A "view" in SQL terminology is essentially a stored query that has been assigned a unique name. The same statements used to query a table apply to a view. It is a useful feature that prevents repetition on the user's end.

Let's define a view called 'ship_occupants' that combines into one big table all records of the different groups of people logged in the 'craftsmen', 'impotenten', 'passengers', 'seafarers', 'soldiers' and 'total' tables:

CREATE VIEW ship_occupants AS
        SELECT * FROM (
                SELECT 'craftsmen' AS type, craftsmen.* FROM craftsmen
                UNION ALL
                SELECT 'impotenten' AS type, impotenten.* FROM impotenten
                UNION ALL
                SELECT 'passengers' AS type, passengers.* FROM passengers
                UNION ALL
                SELECT 'seafarers' AS type, seafarers.* FROM seafarers
                UNION ALL
                SELECT 'soldiers' AS type, soldiers.* FROM soldiers
                UNION ALL
                SELECT 'total' AS type, total.* FROM total
        ) AS ship_occupants_table;

The newly created view will show in the list of database objects when executing \d:

TABLE  voc.craftsmen
TABLE  voc.impotenten
TABLE  voc.invoices
TABLE  voc.passengers
TABLE  voc.seafarers
VIEW   voc.ship_occupants
TABLE  voc.soldiers
TABLE  voc.total
TABLE  voc.voyages

The same statements used to query a table apply to a view. To showcase this, let's calculate the number of people recorded in each group of occupants via the following statement:

SELECT type, COUNT(*) AS total FROM ship_occupants GROUP BY type ORDER BY type;

This should lead to the following output:

+------------+-------+
| type       | total |
+============+=======+
| craftsmen  |  2349 |
| impotenten |   938 |
| passengers |  2813 |
| seafarers  |  4468 |
| soldiers   |  4177 |
| total      |  2467 |
+------------+-------+
6 tuples

To verify the accuracy of the view, let's calculate the number of passengers via the original 'passengers' table:

SELECT count(*) FROM passengers;

You should receive the following output:

+------+
| %1   |
+======+
| 2813 |
+------+
1 tuple

Session termination and logins

To terminate the connection to the server, execute \q or press Ctrl + d. This will return your session to the regular shell terminal.
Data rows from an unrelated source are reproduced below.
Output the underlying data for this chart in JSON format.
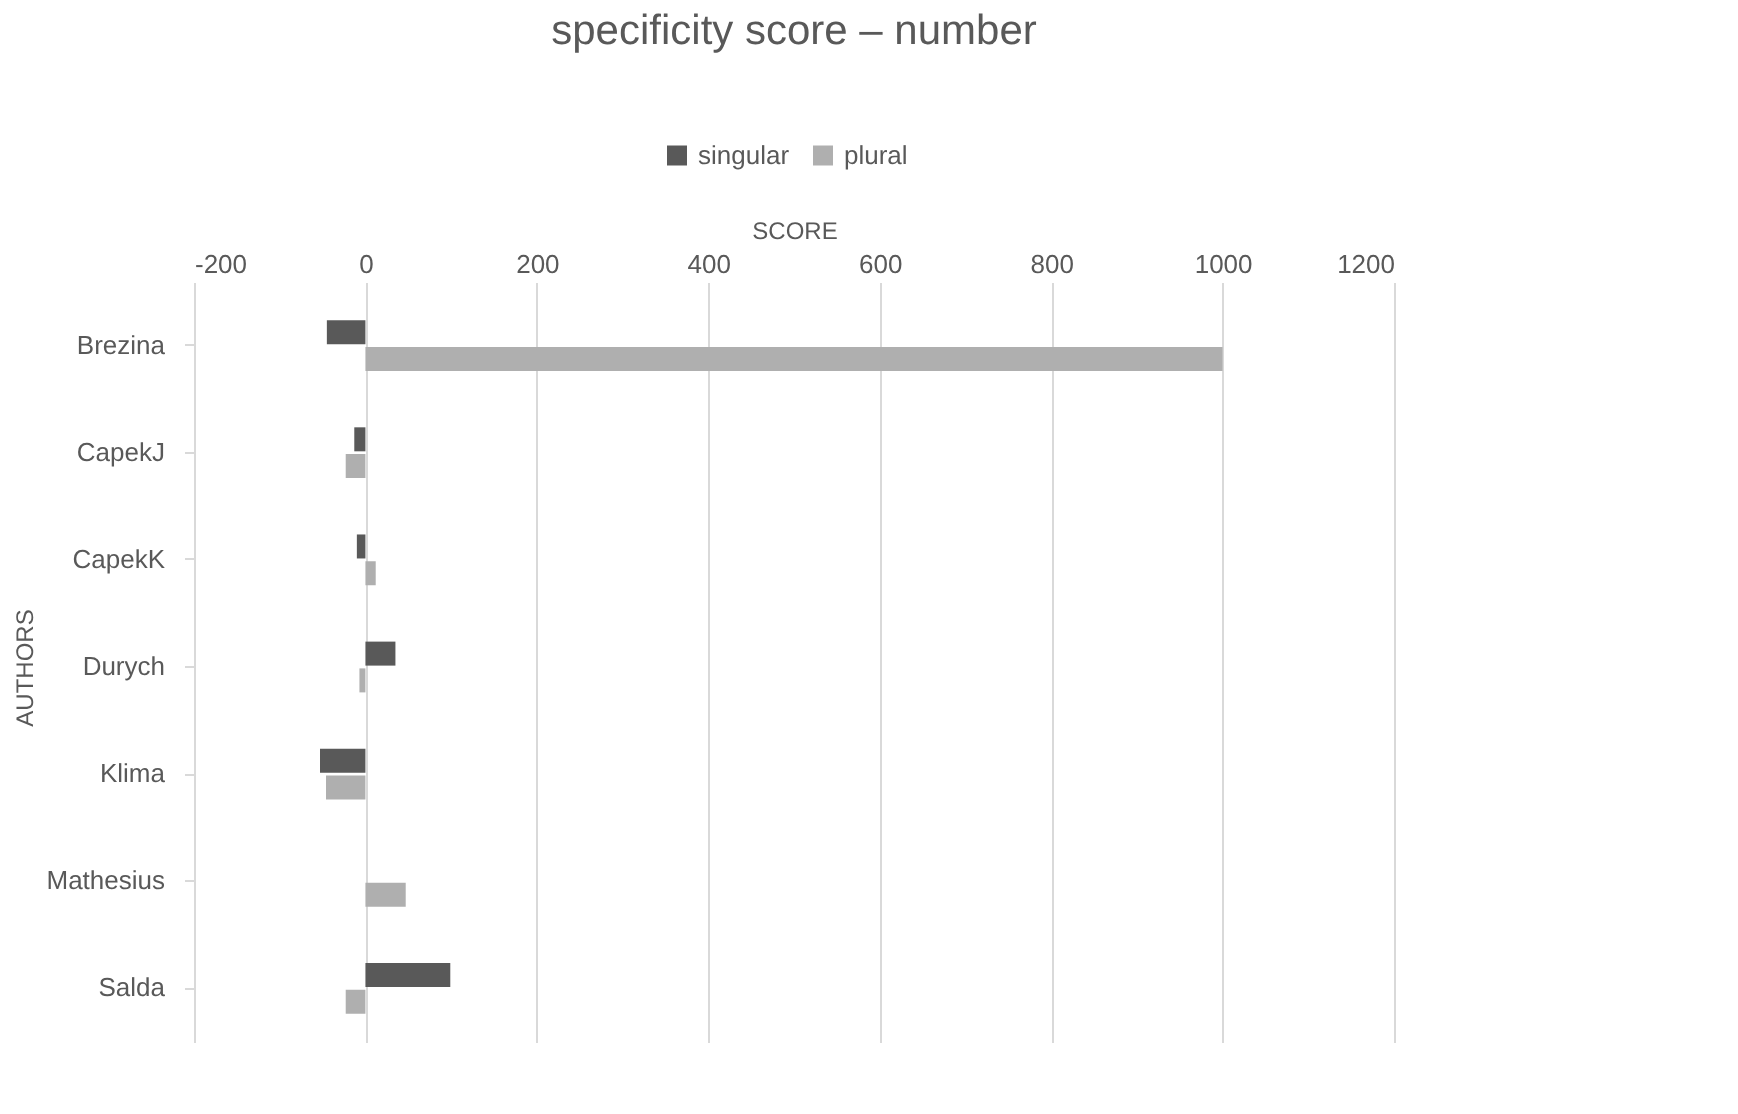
{
  "chart_data": {
    "type": "bar",
    "orientation": "horizontal",
    "title": "specificity score – number",
    "xlabel": "SCORE",
    "ylabel": "AUTHORS",
    "categories": [
      "Brezina",
      "CapekJ",
      "CapekK",
      "Durych",
      "Klima",
      "Mathesius",
      "Salda"
    ],
    "series": [
      {
        "name": "singular",
        "color": "#595959",
        "values": [
          -45,
          -13,
          -10,
          35,
          -53,
          0,
          99
        ]
      },
      {
        "name": "plural",
        "color": "#afafaf",
        "values": [
          1000,
          -23,
          12,
          -7,
          -46,
          47,
          -23
        ]
      }
    ],
    "xlim": [
      -200,
      1200
    ],
    "xticks": [
      -200,
      0,
      200,
      400,
      600,
      800,
      1000,
      1200
    ],
    "grid": "x",
    "legend": "top"
  }
}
Next time you wish to interact with the 'voc' database, you can execute the command mclient -u voc -d voc in the shell and enter the password voc when prompted. This will return you to the same session as used in this tutorial.

Alternatively, login credentials can be saved in the .monetdb file in your home directory. Using your preferred text editor, copy and paste the following text into ~/.monetdb:

user=voc
password=voc

From now on, executing mclient -d voc will automatically start the interactive terminal for the database 'voc' as user 'voc' without a password prompt.

Endnote

While you should now have a good overview of the MonetDB suite and its capabilities, we encourage you to experiment and play around with the VOC (or other) datasets to further your understanding of MonetDB/SQL. We hope this tutorial has been informative and that you will be able solve your database challenges with MonetDB!